What factors determine your health? Your genes? Your level of education? Where you live? How much money you have? How you behave? How easy it is for you to see a good doctor?

All of the above, and many more.

But how much do each of these factors individually contribute to your health?

This question is important because it can shed light on the types of public-health interventions that will yield the highest returns on investment. Although this question is impossible to answer with precision because these factors are inextricably intertwined (education affects income, income affects where you live, etc.), a policy brief published recently in the journal Health Affairs synthesized 30 years of research to estimate different factors' "relative contribution" to health.

Here's what it found:

Environmental factors: about 5 percent. A classic article, "The Actual Causes of Death in the United States," estimated that 90,000 deaths (4 percent of the 1990 total) were caused by microbial agents (like bacteria) and that 60,000 (3 percent) were caused by toxic agents (like asbestos). The World Health Organization estimates that 3 percent of deaths in high-income countries are attributable to environmental factors such as air pollution, unsafe water, poor sanitation, and lead exposure.

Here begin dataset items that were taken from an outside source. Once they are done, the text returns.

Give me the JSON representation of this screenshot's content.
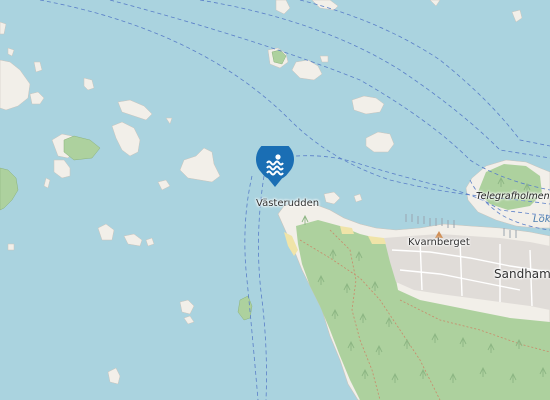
{
  "map": {
    "labels": {
      "beach": "Västerudden",
      "village_hill": "Kvarnberget",
      "town": "Sandhamn",
      "island": "Telegrafholmen",
      "water": "Lökh"
    },
    "marker": {
      "icon": "swimming-icon",
      "color": "#1a6eb4",
      "labels": "beach"
    },
    "colors": {
      "water": "#aad3df",
      "land": "#f2efe9",
      "forest": "#add19e",
      "urban": "#e0dcd8",
      "sand": "#f0e4a8",
      "route": "#5a7fc8"
    },
    "layers": {
      "forest_symbols": "tree-icon",
      "peak_symbol": "peak-triangle-icon",
      "routes": "dashed-ferry-route"
    }
  }
}
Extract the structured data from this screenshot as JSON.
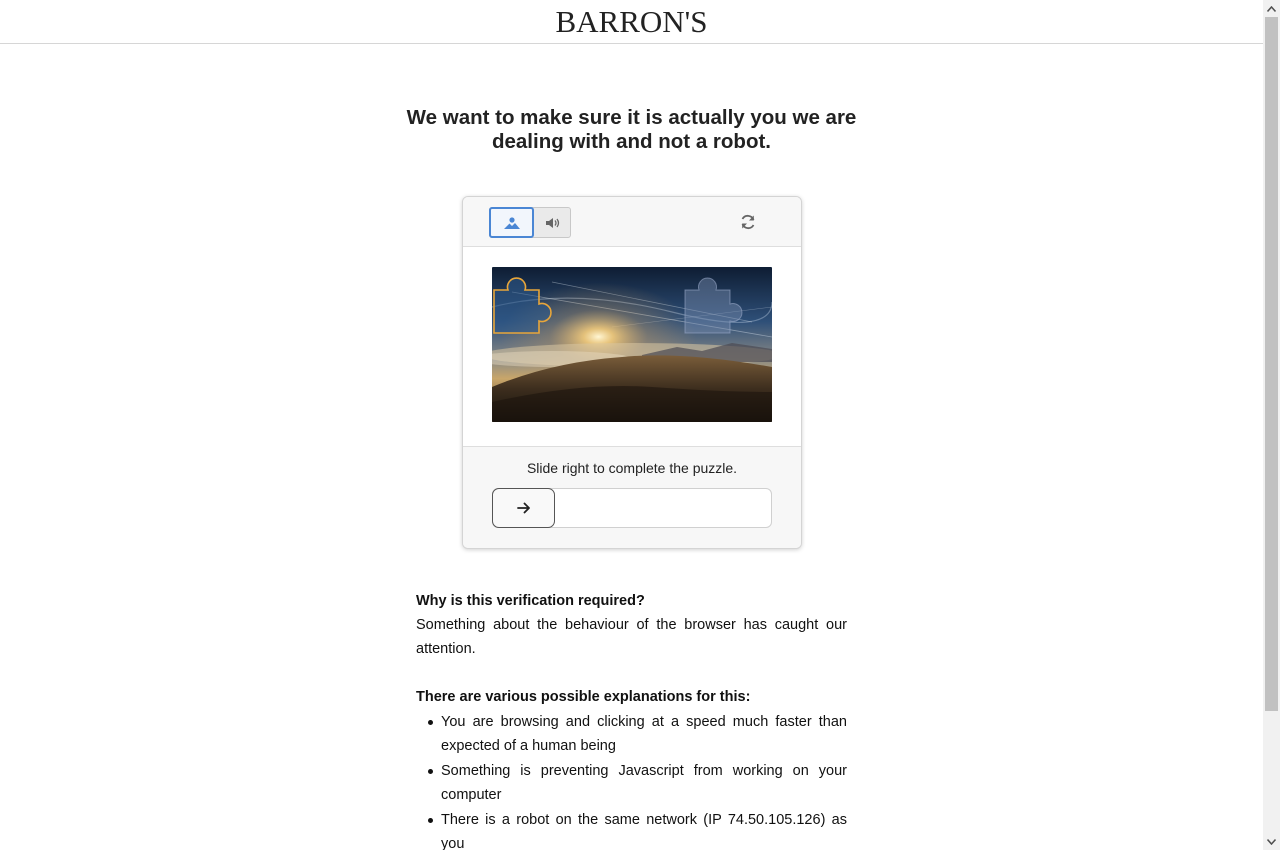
{
  "header": {
    "logo": "BARRON'S"
  },
  "headline": {
    "line1": "We want to make sure it is actually you we are",
    "line2": "dealing with and not a robot."
  },
  "captcha": {
    "modes": {
      "image_icon": "image-icon",
      "audio_icon": "speaker-icon"
    },
    "refresh_icon": "refresh-icon",
    "instruction": "Slide right to complete the puzzle.",
    "slider_icon": "arrow-right-icon",
    "slider_progress": 0,
    "accent_color": "#4a86d4"
  },
  "explanation": {
    "question": "Why is this verification required?",
    "answer": "Something about the behaviour of the browser has caught our attention.",
    "reasons_title": "There are various possible explanations for this:",
    "reasons": [
      "You are browsing and clicking at a speed much faster than expected of a human being",
      "Something is preventing Javascript from working on your computer",
      "There is a robot on the same network (IP 74.50.105.126) as you"
    ]
  }
}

Medical care: about 10 percent. Despite the common belief that regular access to quality medical care is the major determinant of health, research overwhelmingly indicates the contrary. A 1980 federal report stated that only 10 percent of deaths in the U.S. in 1977 were attributable to "inadequacies in the health care system." A 2002 article made an identical estimate.

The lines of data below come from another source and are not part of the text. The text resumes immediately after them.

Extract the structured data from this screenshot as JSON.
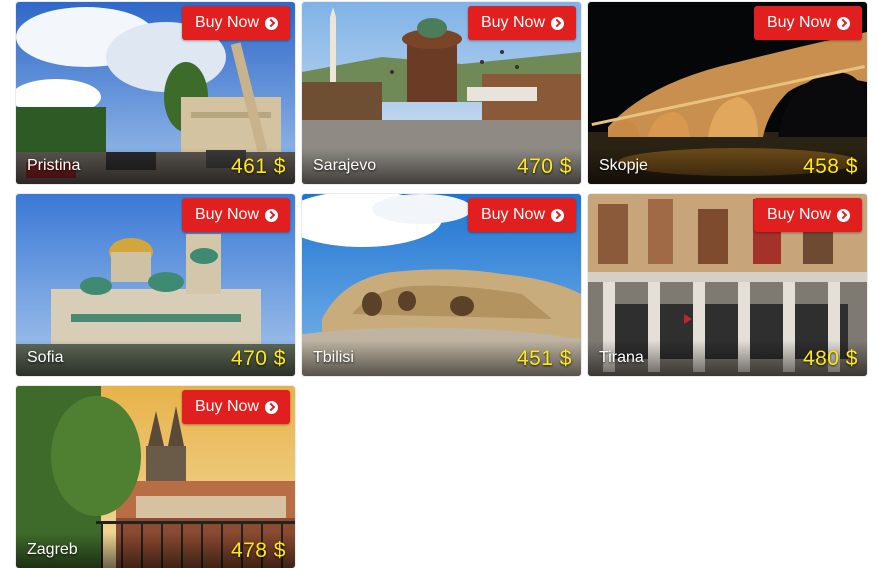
{
  "cards": [
    {
      "city": "Pristina",
      "price": "461 $",
      "button": "Buy Now"
    },
    {
      "city": "Sarajevo",
      "price": "470 $",
      "button": "Buy Now"
    },
    {
      "city": "Skopje",
      "price": "458 $",
      "button": "Buy Now"
    },
    {
      "city": "Sofia",
      "price": "470 $",
      "button": "Buy Now"
    },
    {
      "city": "Tbilisi",
      "price": "451 $",
      "button": "Buy Now"
    },
    {
      "city": "Tirana",
      "price": "480 $",
      "button": "Buy Now"
    },
    {
      "city": "Zagreb",
      "price": "478 $",
      "button": "Buy Now"
    }
  ],
  "icons": {
    "button_icon": "chevron-circle-right-icon"
  },
  "colors": {
    "button_bg": "#e11f1f",
    "price_text": "#ffe81a",
    "city_text": "#ffffff"
  }
}
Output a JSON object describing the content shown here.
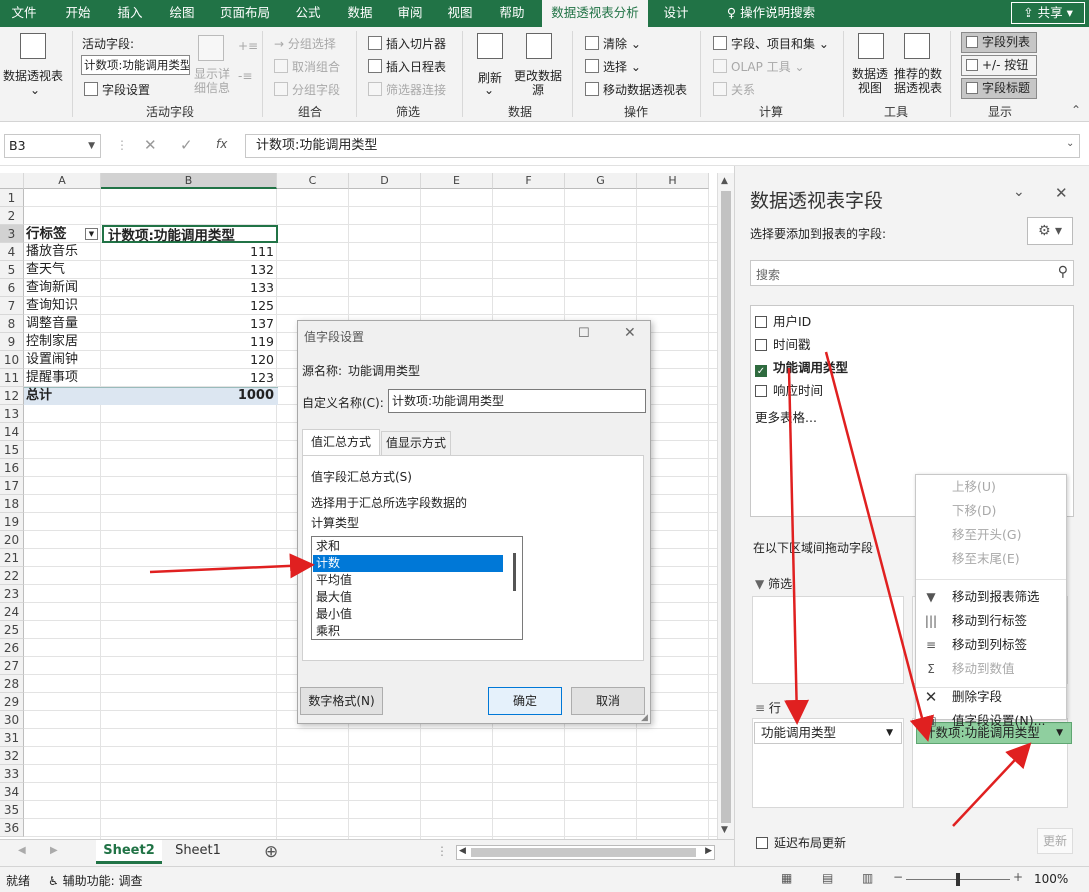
{
  "tabs": [
    "文件",
    "开始",
    "插入",
    "绘图",
    "页面布局",
    "公式",
    "数据",
    "审阅",
    "视图",
    "帮助",
    "数据透视表分析",
    "设计",
    "操作说明搜索"
  ],
  "share_label": "共享",
  "ribbon": {
    "pivot_table": "数据透视表",
    "active_field_label": "活动字段:",
    "active_field_value": "计数项:功能调用类型",
    "field_settings": "字段设置",
    "drill_down": "显示详细信息",
    "group_active_field": "活动字段",
    "group_selection": "分组选择",
    "ungroup": "取消组合",
    "group_field": "分组字段",
    "group_group": "组合",
    "insert_slicer": "插入切片器",
    "insert_timeline": "插入日程表",
    "filter_connections": "筛选器连接",
    "group_filter": "筛选",
    "refresh": "刷新",
    "change_source": "更改数据源",
    "group_data": "数据",
    "clear": "清除",
    "select": "选择",
    "move_pivot": "移动数据透视表",
    "group_actions": "操作",
    "fields_items_sets": "字段、项目和集",
    "olap_tools": "OLAP 工具",
    "relationships": "关系",
    "group_calc": "计算",
    "pivot_chart": "数据透视图",
    "recommended": "推荐的数据透视表",
    "group_tools": "工具",
    "field_list": "字段列表",
    "buttons": "+/- 按钮",
    "field_headers": "字段标题",
    "group_show": "显示"
  },
  "formula_bar": {
    "name_box": "B3",
    "formula": "计数项:功能调用类型",
    "fx": "fx"
  },
  "columns": [
    "A",
    "B",
    "C",
    "D",
    "E",
    "F",
    "G",
    "H"
  ],
  "rows": [
    "1",
    "2",
    "3",
    "4",
    "5",
    "6",
    "7",
    "8",
    "9",
    "10",
    "11",
    "12",
    "13",
    "14",
    "15",
    "16",
    "17",
    "18",
    "19",
    "20",
    "21",
    "22",
    "23",
    "24",
    "25",
    "26",
    "27",
    "28",
    "29",
    "30",
    "31",
    "32",
    "33",
    "34",
    "35",
    "36"
  ],
  "pivot": {
    "header_label": "行标签",
    "header_value": "计数项:功能调用类型",
    "items": [
      {
        "label": "播放音乐",
        "value": "111"
      },
      {
        "label": "查天气",
        "value": "132"
      },
      {
        "label": "查询新闻",
        "value": "133"
      },
      {
        "label": "查询知识",
        "value": "125"
      },
      {
        "label": "调整音量",
        "value": "137"
      },
      {
        "label": "控制家居",
        "value": "119"
      },
      {
        "label": "设置闹钟",
        "value": "120"
      },
      {
        "label": "提醒事项",
        "value": "123"
      }
    ],
    "total_label": "总计",
    "total_value": "1000"
  },
  "sheets": [
    "Sheet2",
    "Sheet1"
  ],
  "status": {
    "ready": "就绪",
    "accessibility": "辅助功能: 调查",
    "zoom": "100%"
  },
  "dialog": {
    "title": "值字段设置",
    "source_label": "源名称:",
    "source_value": "功能调用类型",
    "custom_label": "自定义名称(C):",
    "custom_value": "计数项:功能调用类型",
    "tab_summarize": "值汇总方式",
    "tab_show": "值显示方式",
    "section": "值字段汇总方式(S)",
    "desc": "选择用于汇总所选字段数据的",
    "calc_type": "计算类型",
    "options": [
      "求和",
      "计数",
      "平均值",
      "最大值",
      "最小值",
      "乘积"
    ],
    "selected": "计数",
    "number_format": "数字格式(N)",
    "ok": "确定",
    "cancel": "取消"
  },
  "panel": {
    "title": "数据透视表字段",
    "choose": "选择要添加到报表的字段:",
    "search_placeholder": "搜索",
    "fields": [
      {
        "name": "用户ID",
        "checked": false
      },
      {
        "name": "时间戳",
        "checked": false
      },
      {
        "name": "功能调用类型",
        "checked": true
      },
      {
        "name": "响应时间",
        "checked": false
      }
    ],
    "more_tables": "更多表格...",
    "drag_label": "在以下区域间拖动字段",
    "filter_label": "筛选",
    "row_label": "行",
    "row_field": "功能调用类型",
    "value_field": "计数项:功能调用类型",
    "defer": "延迟布局更新",
    "update": "更新"
  },
  "context_menu": [
    {
      "label": "上移(U)",
      "disabled": true,
      "icon": ""
    },
    {
      "label": "下移(D)",
      "disabled": true,
      "icon": ""
    },
    {
      "label": "移至开头(G)",
      "disabled": true,
      "icon": ""
    },
    {
      "label": "移至末尾(E)",
      "disabled": true,
      "icon": ""
    },
    {
      "label": "移动到报表筛选",
      "disabled": false,
      "icon": "filter-icon"
    },
    {
      "label": "移动到行标签",
      "disabled": false,
      "icon": "rows-icon"
    },
    {
      "label": "移动到列标签",
      "disabled": false,
      "icon": "columns-icon"
    },
    {
      "label": "移动到数值",
      "disabled": true,
      "icon": "sigma-icon"
    },
    {
      "label": "删除字段",
      "disabled": false,
      "icon": "x-icon"
    },
    {
      "label": "值字段设置(N)...",
      "disabled": false,
      "icon": "settings-icon"
    }
  ],
  "colors": {
    "brand": "#217346",
    "selected": "#0078d7",
    "arrow": "#e02020"
  }
}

Genetics: about 20 percent. The 1980 federal report attributed 20 percent of deaths to "human biology" (this was before "genetics" became household word). Two decades later, another article estimated that 30 percent of deaths were attributable to genetic predispositions - but emphasized that only 2 percent were "purely genetic" while the remainder just had some genetic component.

Social factors: about 30 percent. A 2010 report estimated that factors such as income and education accounted for 40 percent of health outcomes. (A 2011 study, not cited in the Health Affairs article, estimated that 10 percent of all deaths in the United States in 2000 were attributable to low education, and 7 percent to racial segregation.)

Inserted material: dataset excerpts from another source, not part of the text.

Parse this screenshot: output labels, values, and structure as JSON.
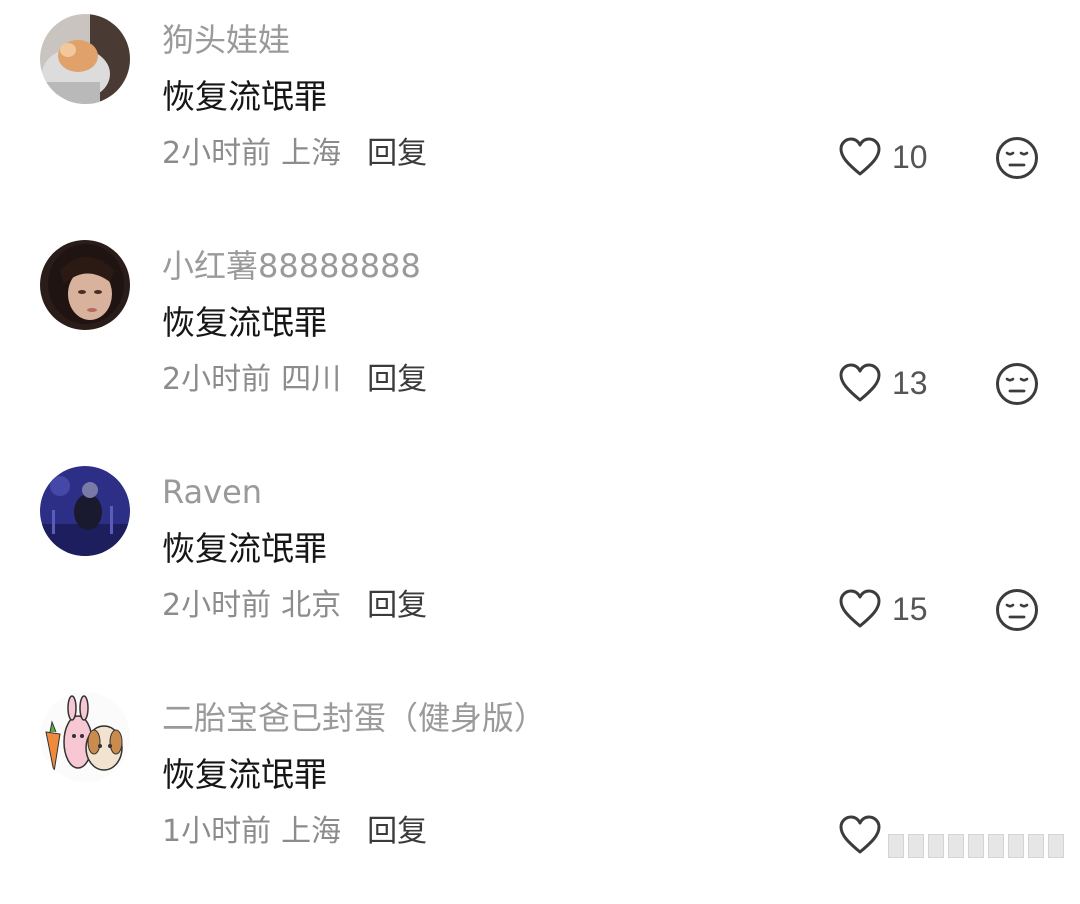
{
  "comments": [
    {
      "username": "狗头娃娃",
      "content": "恢复流氓罪",
      "time": "2小时前",
      "location": "上海",
      "reply_label": "回复",
      "likes": "10"
    },
    {
      "username": "小红薯88888888",
      "content": "恢复流氓罪",
      "time": "2小时前",
      "location": "四川",
      "reply_label": "回复",
      "likes": "13"
    },
    {
      "username": "Raven",
      "content": "恢复流氓罪",
      "time": "2小时前",
      "location": "北京",
      "reply_label": "回复",
      "likes": "15"
    },
    {
      "username": "二胎宝爸已封蛋（健身版）",
      "content": "恢复流氓罪",
      "time": "1小时前",
      "location": "上海",
      "reply_label": "回复",
      "likes": ""
    }
  ],
  "icons": {
    "like": "heart-outline-icon",
    "dislike": "neutral-face-icon"
  },
  "colors": {
    "username": "#9a9a9a",
    "content": "#161616",
    "meta": "#8c8c8c",
    "icon": "#3c3c3c"
  }
}
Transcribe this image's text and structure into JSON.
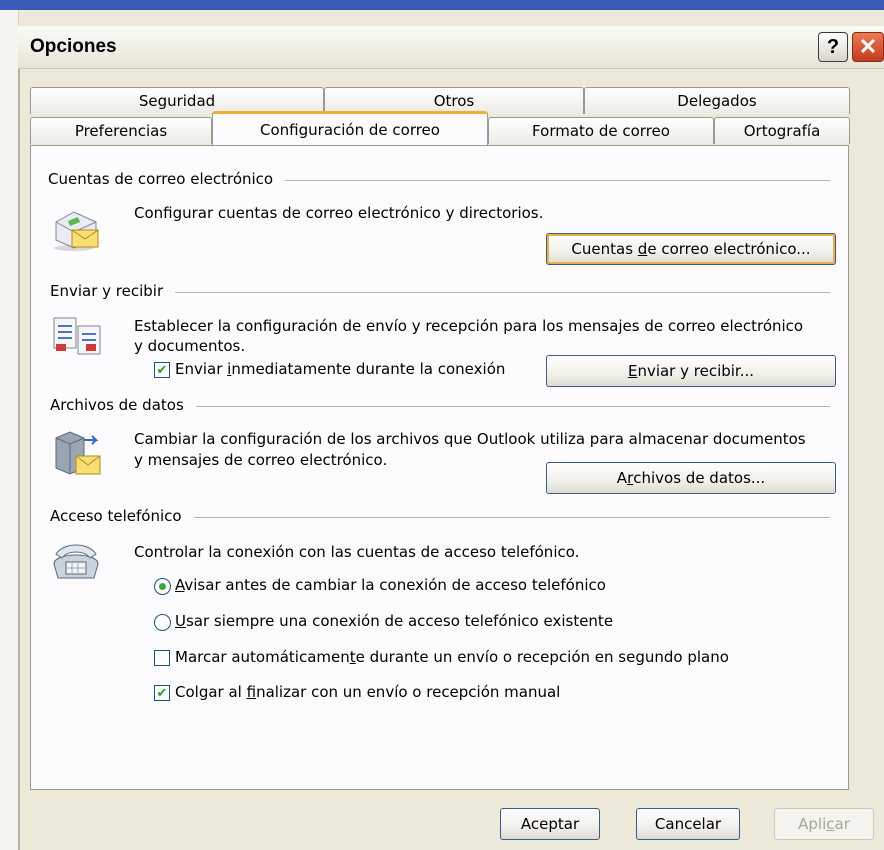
{
  "dialog": {
    "title": "Opciones",
    "help_label": "?",
    "close_label": "✕"
  },
  "tabs": {
    "row1": [
      "Seguridad",
      "Otros",
      "Delegados"
    ],
    "row2": [
      "Preferencias",
      "Configuración de correo",
      "Formato de correo",
      "Ortografía"
    ],
    "active": "Configuración de correo"
  },
  "sections": {
    "accounts": {
      "title": "Cuentas de correo electrónico",
      "description": "Configurar cuentas de correo electrónico y directorios.",
      "button_pre": "Cuentas ",
      "button_key": "d",
      "button_post": "e correo electrónico...",
      "icon": "mail-accounts-icon"
    },
    "send_receive": {
      "title": "Enviar y recibir",
      "description_line1": "Establecer la configuración de envío y recepción para los mensajes de correo electrónico",
      "description_line2": "y documentos.",
      "checkbox_pre": "Enviar ",
      "checkbox_key": "i",
      "checkbox_post": "nmediatamente durante la conexión",
      "checkbox_checked": true,
      "button_key": "E",
      "button_post": "nviar y recibir...",
      "icon": "send-receive-icon"
    },
    "data_files": {
      "title": "Archivos de datos",
      "description_line1": "Cambiar la configuración de los archivos que Outlook utiliza para almacenar documentos",
      "description_line2": "y mensajes de correo electrónico.",
      "button_pre": "A",
      "button_key": "r",
      "button_post": "chivos de datos...",
      "icon": "data-files-icon"
    },
    "dialup": {
      "title": "Acceso telefónico",
      "description": "Controlar la conexión con las cuentas de acceso telefónico.",
      "icon": "phone-icon",
      "radio1_key": "A",
      "radio1_post": "visar antes de cambiar la conexión de acceso telefónico",
      "radio1_selected": true,
      "radio2_key": "U",
      "radio2_post": "sar siempre una conexión de acceso telefónico existente",
      "radio2_selected": false,
      "check1_pre": "Marcar automáticamen",
      "check1_key": "t",
      "check1_post": "e durante un envío o recepción en segundo plano",
      "check1_checked": false,
      "check2_pre": "Colgar al ",
      "check2_key": "f",
      "check2_post": "inalizar con un envío o recepción manual",
      "check2_checked": true
    }
  },
  "footer": {
    "ok": "Aceptar",
    "cancel": "Cancelar",
    "apply_pre": "Apli",
    "apply_key": "c",
    "apply_post": "ar"
  },
  "colors": {
    "tab_active_accent": "#f2ad3d",
    "check_mark": "#21a121",
    "title_close": "#c23a1f"
  }
}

Behaviors: about 35 percent. Seven of the 10 studies highlighted in the article estimated the extent to which behavior was a determinant of health; they ranged from 28 percent to 50 percent. Tobacco use was estimated to be responsible for 19 percent of deaths in the U.S., poor diet and physical inactivity 15 percent, and alcohol 4 percent.

How we behave influences our health, a lot. But social and economic factors are the key determinants of health because they provide the context in which behaviors take place and shape the choices available to us. A broad policy approach that considers the multiple determinants and the pathways through which they affect health is the wisest investment for public health.